Addressing behavioral challenges in students is crucial to ensuring a productive learning environment. However, traditional approaches often fail to understand and resolve the root problems causing these behaviors. At ThinkCERCA’s 2023 Leadership Institute, we had the pleasure of having Dr.Ross Greene, child psychologist and New York Times bestseller author of Raising Human Beings, break down child behavior issues into one simple answer: “Ask the kid.” 

Watch the full video of Dr. Greene’s advocacy for a collaborative and proactive approach here

There are five key paradigm shifts to changing your lens on behavior challenges: 

1. Emphasize solving problems rather than modifying the behaviors.

When caretakers see behavioral concerns, they often focus on the behaviors rather than the problems causing them. Rather than modifying those behaviors, we need to understand consequences are not problem-solving strategies.

What causes these problems? Unsolved problems, or in other words, unmet expectations, result in concerning behaviors. These behaviors are stress responses or the signals by which a child exhibits that they are having difficulty meeting expectations. 

Dr.Greene has two categories of signals: lucky and unlucky. Lucky behaviors such as whining and sulking are more likely to elicit empathy and support. Unlucky signals, such as screaming and hitting, result in adverse consequences like detention or suspension. Both communicate the same thing: the child has been struggling to meet expectations for a long time. 

2. Solve the problem collaboratively, not unilaterally.

As caretakers, based on our training or experience, we solve problems unilaterally. When something is not working, no one has more critical information than the kids themselves. 

Here, Dr. Greene emphasizes again the importance of “asking the kids” to engage them in solving the problems collaboratively. Rather than talking about their concerning behaviors with questions such as “Why did you do that?” educators should focus on the unmet expectations they have been struggling with.

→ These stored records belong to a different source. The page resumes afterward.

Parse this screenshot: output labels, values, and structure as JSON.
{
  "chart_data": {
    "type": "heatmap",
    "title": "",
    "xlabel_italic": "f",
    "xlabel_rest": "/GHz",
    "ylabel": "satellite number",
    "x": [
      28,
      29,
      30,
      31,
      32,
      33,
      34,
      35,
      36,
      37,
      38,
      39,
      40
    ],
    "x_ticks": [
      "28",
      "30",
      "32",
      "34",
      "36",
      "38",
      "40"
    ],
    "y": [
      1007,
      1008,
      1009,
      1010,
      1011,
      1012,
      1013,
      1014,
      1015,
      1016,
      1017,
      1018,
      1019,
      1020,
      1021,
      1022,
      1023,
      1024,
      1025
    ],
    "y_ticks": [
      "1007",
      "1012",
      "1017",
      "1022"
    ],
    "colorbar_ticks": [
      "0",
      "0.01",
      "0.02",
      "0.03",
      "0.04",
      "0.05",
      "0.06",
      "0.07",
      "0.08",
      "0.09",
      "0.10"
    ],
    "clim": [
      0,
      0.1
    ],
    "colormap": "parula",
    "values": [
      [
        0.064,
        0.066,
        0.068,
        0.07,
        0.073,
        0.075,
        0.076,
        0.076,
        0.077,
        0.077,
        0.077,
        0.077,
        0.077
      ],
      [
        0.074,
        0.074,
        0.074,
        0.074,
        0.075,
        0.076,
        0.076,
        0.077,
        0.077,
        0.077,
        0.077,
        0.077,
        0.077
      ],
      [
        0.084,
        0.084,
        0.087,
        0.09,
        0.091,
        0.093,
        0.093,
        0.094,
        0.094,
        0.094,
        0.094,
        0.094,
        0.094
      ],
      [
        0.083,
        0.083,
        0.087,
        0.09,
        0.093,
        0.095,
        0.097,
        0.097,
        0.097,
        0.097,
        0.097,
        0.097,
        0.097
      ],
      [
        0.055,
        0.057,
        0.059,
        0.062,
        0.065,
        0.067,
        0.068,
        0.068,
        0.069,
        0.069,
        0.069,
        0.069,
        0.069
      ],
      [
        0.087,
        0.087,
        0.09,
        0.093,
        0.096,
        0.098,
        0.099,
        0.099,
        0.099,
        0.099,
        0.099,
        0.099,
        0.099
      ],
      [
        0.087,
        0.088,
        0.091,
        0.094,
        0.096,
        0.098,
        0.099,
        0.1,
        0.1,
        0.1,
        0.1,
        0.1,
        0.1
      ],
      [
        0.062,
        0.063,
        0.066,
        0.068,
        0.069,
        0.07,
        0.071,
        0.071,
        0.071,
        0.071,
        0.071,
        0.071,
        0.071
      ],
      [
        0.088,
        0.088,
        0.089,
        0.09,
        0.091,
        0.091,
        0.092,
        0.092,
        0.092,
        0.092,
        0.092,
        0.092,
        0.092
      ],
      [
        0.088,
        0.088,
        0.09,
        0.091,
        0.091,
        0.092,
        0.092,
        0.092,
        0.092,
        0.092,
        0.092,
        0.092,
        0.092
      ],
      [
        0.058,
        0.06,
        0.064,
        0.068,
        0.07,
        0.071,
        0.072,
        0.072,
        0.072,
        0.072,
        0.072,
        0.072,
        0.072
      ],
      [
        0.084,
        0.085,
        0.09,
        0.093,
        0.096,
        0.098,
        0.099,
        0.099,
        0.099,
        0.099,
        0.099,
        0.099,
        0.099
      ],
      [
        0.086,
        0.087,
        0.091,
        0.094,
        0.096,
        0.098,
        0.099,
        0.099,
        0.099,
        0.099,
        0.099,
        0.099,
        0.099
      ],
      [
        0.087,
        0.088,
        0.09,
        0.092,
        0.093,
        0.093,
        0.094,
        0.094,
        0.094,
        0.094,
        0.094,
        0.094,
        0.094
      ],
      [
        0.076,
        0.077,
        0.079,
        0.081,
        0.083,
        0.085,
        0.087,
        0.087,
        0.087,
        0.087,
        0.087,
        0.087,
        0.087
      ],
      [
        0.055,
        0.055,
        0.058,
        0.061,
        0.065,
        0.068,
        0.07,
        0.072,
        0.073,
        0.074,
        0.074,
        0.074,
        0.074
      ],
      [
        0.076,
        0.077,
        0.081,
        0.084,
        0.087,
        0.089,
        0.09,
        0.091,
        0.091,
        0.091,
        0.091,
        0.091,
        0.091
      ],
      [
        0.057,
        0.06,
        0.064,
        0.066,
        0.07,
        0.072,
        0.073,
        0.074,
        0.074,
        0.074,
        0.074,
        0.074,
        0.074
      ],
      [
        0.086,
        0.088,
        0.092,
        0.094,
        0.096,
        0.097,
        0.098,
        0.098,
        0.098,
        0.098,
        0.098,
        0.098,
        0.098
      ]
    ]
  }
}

3. Problem-solving needs to be proactive, not reactive.

Dr. Greene advises against consequences as they are reactive approaches that are not only not able to hold a child accountable, nor are they able to address what is getting in the way of meeting expectations. Consequences are a behavioral modification strategy based on the belief that a child is poorly motivated when they lack the skills to respond more adaptively to problems and frustrations. 

Caretakers should dedicate 90% of their time to proactively identifying and resolving potential issues, reserving 10% for unforeseen problems.  Once the lagging skills and unsolved problems are recognized, interventions can be proactive. 

Watch the clip below ⤵️.








4. Kids do well if they can. 

The opposing mentality says kids do well if they want to, but that is not the case. Adults often times associate kids with challenging behavior issues as attention-seeking, manipulative, and coercive. These are assumptions that happen when we do not consult the kids themselves. But the case is that they are lacking the necessary skills to tackle the unsolved problems. 

What are those necessary skills? Emotion regulation, problem-solving, frustration tolerance, flexibility/adaptability. By solving problems collaboratively with children, they can hone these skills so they can respond to problems and frustrations adaptively. 

5. Doing well is preferable. 

Kids much prefer to be doing well. When a child displays concerning behavior, caretakers typically teach a substitute behavior and offer rewards for its display. The child then seeks positive reinforcement and changes their behavior, while the underlying issue remains unaddressed. Prioritize the issue.